California Assemblymember Phil Ting, a Democrat who is chairman of the chamber’s budget committee, said he plans to introduce a bill that, starting in 2040, would allow the state’s motor vehicles department to register only “clean” vehicles that emit no carbon dioxide, such as battery-electric or hydrogen fuel-cell cars.
“Until you set a deadline, nothing gets done,” Ting, who represents much of San Francisco, said in a phone interview Tuesday. “It’s responsible for us to set a deadline 23 years in advance.”

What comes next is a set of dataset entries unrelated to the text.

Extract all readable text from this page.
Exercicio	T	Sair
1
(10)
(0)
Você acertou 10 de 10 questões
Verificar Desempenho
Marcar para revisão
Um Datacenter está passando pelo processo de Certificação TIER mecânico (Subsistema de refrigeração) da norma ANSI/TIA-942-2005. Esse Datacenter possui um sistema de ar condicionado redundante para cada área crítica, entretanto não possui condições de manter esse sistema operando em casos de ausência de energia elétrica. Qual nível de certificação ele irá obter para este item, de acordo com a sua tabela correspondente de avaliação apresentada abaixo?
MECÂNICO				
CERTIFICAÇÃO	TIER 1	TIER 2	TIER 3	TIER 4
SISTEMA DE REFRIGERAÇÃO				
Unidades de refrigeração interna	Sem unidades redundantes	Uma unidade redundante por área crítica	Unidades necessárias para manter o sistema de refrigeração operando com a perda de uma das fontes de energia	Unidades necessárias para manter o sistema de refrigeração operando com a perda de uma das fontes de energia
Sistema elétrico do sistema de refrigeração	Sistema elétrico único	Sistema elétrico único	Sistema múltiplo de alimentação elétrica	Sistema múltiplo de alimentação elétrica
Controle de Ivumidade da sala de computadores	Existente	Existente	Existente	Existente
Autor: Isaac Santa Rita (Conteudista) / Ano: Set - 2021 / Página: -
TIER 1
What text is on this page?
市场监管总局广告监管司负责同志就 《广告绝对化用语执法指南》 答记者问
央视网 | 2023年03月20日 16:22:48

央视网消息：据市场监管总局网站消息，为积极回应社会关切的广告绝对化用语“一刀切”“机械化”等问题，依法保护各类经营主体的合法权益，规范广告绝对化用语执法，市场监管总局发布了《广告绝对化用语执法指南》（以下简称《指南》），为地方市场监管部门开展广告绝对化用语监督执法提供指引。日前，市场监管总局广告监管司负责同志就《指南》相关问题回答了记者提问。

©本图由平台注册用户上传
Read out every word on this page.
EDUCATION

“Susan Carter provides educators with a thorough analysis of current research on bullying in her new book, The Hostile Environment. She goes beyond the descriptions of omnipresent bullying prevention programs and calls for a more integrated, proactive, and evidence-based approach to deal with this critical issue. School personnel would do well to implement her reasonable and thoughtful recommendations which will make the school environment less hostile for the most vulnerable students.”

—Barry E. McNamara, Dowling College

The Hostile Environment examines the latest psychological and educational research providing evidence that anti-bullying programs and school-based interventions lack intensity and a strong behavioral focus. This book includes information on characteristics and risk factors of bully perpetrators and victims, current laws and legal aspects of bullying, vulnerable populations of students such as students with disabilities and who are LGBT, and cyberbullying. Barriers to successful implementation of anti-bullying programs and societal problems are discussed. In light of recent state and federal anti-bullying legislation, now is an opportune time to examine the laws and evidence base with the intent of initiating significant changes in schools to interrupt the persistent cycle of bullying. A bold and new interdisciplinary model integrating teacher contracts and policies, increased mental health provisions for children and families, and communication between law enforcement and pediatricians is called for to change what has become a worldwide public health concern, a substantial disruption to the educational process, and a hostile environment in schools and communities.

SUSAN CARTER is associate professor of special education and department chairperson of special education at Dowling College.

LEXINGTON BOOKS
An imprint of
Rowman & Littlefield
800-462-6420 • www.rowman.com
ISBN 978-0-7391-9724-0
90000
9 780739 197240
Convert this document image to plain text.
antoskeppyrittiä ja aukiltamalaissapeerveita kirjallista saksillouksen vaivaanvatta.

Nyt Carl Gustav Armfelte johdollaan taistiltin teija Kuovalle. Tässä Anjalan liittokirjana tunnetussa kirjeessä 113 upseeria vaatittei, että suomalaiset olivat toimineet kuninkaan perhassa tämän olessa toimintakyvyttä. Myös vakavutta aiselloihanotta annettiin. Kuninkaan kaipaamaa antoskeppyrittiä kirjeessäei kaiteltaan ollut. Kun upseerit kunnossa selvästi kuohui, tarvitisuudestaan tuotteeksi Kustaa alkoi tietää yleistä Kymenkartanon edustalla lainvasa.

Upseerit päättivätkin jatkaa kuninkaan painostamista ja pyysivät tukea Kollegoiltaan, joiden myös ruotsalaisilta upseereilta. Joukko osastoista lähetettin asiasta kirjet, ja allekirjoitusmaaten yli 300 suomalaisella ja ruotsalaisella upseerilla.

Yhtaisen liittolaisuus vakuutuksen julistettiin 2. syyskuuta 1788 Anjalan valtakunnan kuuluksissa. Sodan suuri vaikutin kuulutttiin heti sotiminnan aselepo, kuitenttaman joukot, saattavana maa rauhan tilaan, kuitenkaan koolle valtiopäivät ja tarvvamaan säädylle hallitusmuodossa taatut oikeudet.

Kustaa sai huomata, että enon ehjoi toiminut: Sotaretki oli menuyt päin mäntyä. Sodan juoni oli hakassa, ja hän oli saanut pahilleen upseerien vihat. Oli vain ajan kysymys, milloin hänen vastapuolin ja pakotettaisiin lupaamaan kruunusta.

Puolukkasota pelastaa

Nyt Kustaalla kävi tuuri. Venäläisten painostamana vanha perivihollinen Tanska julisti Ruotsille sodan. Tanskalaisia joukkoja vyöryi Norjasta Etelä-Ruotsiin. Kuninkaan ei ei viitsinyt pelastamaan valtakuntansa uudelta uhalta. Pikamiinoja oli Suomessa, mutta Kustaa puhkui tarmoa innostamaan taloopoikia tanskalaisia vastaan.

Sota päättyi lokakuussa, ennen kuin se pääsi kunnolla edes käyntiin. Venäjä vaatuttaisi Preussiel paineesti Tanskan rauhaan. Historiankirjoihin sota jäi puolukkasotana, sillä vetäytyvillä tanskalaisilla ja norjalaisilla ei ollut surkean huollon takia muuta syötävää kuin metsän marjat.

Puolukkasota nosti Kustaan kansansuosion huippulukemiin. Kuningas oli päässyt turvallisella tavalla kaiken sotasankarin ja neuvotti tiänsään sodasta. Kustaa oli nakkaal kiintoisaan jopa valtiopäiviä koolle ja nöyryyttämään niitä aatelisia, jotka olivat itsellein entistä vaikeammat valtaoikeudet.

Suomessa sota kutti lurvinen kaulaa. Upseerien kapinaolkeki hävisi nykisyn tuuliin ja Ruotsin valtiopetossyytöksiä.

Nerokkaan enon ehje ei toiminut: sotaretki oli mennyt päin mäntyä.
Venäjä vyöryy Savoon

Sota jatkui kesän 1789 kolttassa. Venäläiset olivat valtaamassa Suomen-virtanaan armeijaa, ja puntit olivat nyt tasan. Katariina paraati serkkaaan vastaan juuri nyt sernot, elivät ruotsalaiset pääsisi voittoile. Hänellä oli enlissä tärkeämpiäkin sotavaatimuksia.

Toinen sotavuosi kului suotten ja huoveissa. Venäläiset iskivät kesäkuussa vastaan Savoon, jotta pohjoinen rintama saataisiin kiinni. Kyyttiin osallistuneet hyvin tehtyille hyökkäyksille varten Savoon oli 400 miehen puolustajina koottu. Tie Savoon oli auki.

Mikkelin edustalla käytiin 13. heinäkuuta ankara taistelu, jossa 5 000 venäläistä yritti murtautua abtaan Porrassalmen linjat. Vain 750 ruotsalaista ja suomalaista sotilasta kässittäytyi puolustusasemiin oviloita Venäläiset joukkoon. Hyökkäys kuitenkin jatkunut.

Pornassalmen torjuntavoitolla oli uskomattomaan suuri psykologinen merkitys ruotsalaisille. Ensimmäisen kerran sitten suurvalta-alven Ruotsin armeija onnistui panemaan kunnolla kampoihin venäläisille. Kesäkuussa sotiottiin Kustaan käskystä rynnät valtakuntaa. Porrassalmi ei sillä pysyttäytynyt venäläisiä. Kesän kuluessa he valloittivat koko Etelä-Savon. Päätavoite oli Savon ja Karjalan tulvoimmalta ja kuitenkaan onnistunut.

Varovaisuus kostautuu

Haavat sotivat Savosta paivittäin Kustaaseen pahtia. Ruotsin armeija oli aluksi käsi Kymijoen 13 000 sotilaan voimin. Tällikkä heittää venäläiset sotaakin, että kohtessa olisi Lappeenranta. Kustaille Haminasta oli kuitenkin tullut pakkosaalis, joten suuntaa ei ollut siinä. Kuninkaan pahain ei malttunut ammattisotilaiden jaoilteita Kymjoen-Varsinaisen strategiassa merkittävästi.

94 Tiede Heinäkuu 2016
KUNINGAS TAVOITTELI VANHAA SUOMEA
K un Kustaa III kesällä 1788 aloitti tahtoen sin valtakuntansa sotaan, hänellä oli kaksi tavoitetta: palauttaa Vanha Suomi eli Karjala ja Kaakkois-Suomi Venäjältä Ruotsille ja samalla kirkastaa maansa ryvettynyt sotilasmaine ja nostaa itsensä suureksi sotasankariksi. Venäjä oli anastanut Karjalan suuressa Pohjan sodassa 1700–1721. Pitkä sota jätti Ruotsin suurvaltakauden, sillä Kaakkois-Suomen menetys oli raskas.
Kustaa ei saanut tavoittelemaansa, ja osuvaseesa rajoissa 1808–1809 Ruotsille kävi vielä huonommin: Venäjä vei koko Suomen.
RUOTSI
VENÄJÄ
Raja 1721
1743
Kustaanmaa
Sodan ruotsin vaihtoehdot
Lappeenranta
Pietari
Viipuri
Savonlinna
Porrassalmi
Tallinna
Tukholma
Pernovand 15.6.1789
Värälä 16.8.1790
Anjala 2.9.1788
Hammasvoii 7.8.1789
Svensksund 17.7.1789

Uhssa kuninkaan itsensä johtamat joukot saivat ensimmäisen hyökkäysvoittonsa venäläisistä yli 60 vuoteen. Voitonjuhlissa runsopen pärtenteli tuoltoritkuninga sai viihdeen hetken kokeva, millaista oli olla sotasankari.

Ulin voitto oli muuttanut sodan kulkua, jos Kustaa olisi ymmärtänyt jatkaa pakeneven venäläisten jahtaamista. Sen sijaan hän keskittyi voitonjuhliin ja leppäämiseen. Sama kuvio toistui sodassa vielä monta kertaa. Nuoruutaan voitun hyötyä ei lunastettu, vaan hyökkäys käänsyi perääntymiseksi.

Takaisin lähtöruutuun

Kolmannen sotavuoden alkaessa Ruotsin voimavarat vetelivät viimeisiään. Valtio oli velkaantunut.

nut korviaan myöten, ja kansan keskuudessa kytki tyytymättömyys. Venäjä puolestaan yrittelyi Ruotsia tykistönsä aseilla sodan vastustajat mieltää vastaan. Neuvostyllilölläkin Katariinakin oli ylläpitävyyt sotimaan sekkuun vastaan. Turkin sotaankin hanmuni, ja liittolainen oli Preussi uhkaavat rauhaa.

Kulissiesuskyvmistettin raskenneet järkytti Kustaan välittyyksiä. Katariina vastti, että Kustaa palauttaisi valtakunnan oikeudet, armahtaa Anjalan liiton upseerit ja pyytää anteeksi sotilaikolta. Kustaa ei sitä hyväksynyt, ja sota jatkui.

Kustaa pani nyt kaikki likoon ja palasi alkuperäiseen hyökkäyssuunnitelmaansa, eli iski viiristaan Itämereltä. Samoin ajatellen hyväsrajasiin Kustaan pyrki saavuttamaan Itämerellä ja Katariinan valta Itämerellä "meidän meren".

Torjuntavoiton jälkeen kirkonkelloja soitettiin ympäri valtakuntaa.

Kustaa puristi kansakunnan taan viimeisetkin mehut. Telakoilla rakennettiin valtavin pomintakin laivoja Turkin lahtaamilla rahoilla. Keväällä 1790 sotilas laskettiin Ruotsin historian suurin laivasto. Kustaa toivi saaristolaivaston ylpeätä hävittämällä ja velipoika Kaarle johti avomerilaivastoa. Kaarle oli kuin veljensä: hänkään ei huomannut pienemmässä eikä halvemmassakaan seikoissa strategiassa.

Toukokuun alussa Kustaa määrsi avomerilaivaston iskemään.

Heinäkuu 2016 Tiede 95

Ting said he’ll introduce the bill when lawmakers return to Sacramento next month for the upcoming legislative session. If adopted, it would eliminate a huge chunk of carbon emissions from the transportation sector — now the top source of the greenhouse gas in the U.S. — as part of the state’s quest to slash emissions by 80 percent from 1990 levels by 2050.
Ting isn’t the first official from the state with the largest market for new vehicle sales in the U.S. to openly consider a ban on internal-combustion engines. The topic has been discussed at the California Air Resources Board, the state’s powerful air quality regulator, after Governor Jerry Brown showed interest in similar moves by other countries, including China.
“I’ve gotten messages from the governor asking, ‘Why haven’t we done something already?’” CARB Chairman Mary Nichols said in September, referring to China’s planned phase-out of fossil-fuel vehicle sales. “The governor has certainly indicated an interest in why China can do this and not California.”